Finishing a story gives a feeling of accomplishment. But then what? Letting others read your master work and letting them critique it? That’s quite the confrontation that requires the writer to get out of his comfort zone. In the end, others will give their thoughts on a text into which the author has poured his/her heart’s content. It is always a little bit scary. What do they like? What do they not like? You can never entirely predict how it will be conveyed.
Who to ask?
So, feedback is there to help the writer. Now how to get it. One way is to ask your friends, parents, siblings or partners to read the story and tell you what they think about it. This might work but they also tend to say it is brilliant because this is the desired response or so they may think.
The opposite is also possible, the story can be completely trashed in a bad way. Of course, a first draft needs some careful rereads and rewrites so don’t expect that it will be perfect straight away. But unpolished, unsupportive feedback can take the joy out of writing not to mention have a negative influence on your self confidence.

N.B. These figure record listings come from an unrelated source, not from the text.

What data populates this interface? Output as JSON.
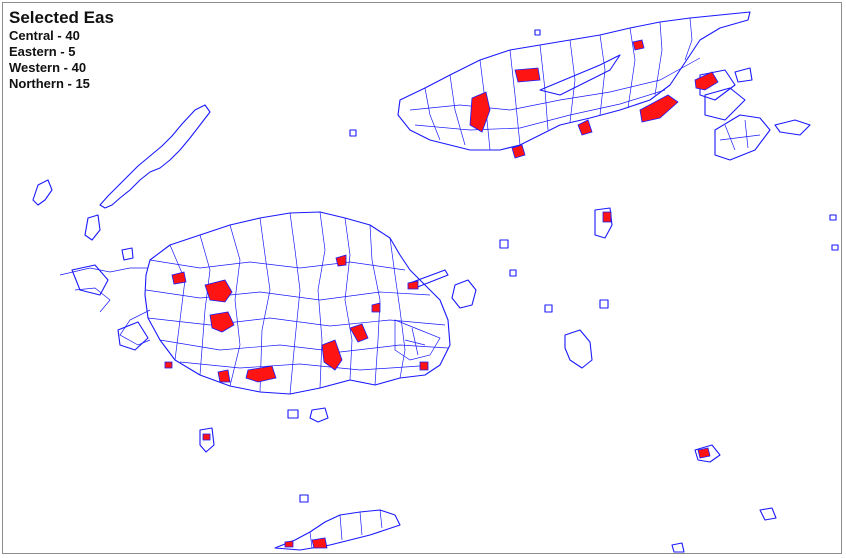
{
  "legend": {
    "title": "Selected Eas",
    "items": [
      {
        "region": "Central",
        "count": 40,
        "label": "Central - 40"
      },
      {
        "region": "Eastern",
        "count": 5,
        "label": "Eastern - 5"
      },
      {
        "region": "Western",
        "count": 40,
        "label": "Western - 40"
      },
      {
        "region": "Northern",
        "count": 15,
        "label": "Northern - 15"
      }
    ]
  },
  "colors": {
    "boundary": "#1a1aff",
    "selected": "#ff1414",
    "background": "#ffffff"
  }
}
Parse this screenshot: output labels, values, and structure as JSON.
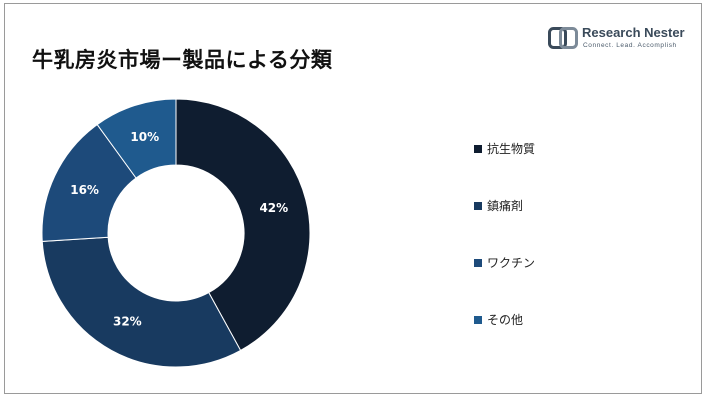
{
  "title": "牛乳房炎市場ー製品による分類",
  "logo": {
    "name": "Research Nester",
    "tagline": "Connect. Lead. Accomplish",
    "icon": "research-nester-logo-icon"
  },
  "chart_data": {
    "type": "pie",
    "donut": true,
    "title": "牛乳房炎市場ー製品による分類",
    "categories": [
      "抗生物質",
      "鎮痛剤",
      "ワクチン",
      "その他"
    ],
    "values": [
      42,
      32,
      16,
      10
    ],
    "labels": [
      "42%",
      "32%",
      "16%",
      "10%"
    ],
    "colors": [
      "#0f1d30",
      "#183a60",
      "#1d4a7a",
      "#1f5a8e"
    ],
    "legend_position": "right"
  }
}
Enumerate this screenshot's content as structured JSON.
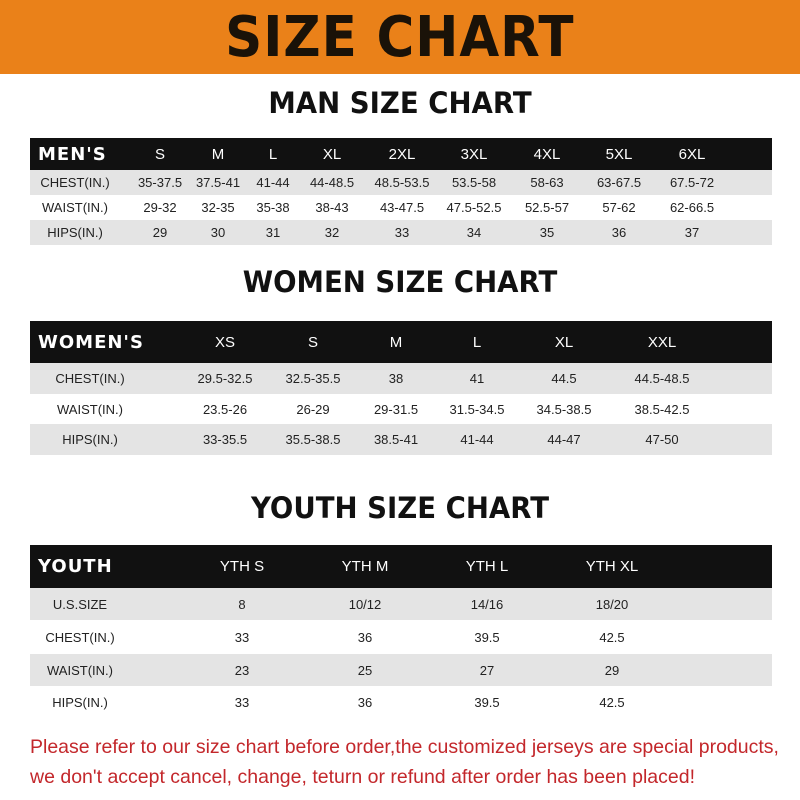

A solution is to join a writing group. There are several online groups and there are also groups that meet up every while to discuss each others’ submissions. The plus point of having stories critiqued by other writers is that they are writers. This doesn’t mean that they always know how to critique well – giving feedback is an art all by itself. But they do know what it’s like to be given feedback and can explain better what it is that doesn’t seem to work properly in a story.
Another plus point of joining a writing or critiquing group is that, as a writer, you will also learn how to give feedback to others. This makes the process of receiving feedback easier, and it improves your own writing.
Keep in mind
Whether asking your sister, your partner or the members of the writing group you’ve joined – most importantly, you must feel at ease with the people you ask feedback from. It will be confronting and sometimes, it will be more than you wished it to be. But keep in mind that the critique you are given, is given to help you improve and grow as a writer – giving you new ideas to think about and work with. Don’t let it affect the joy of writing – instead, learn from it.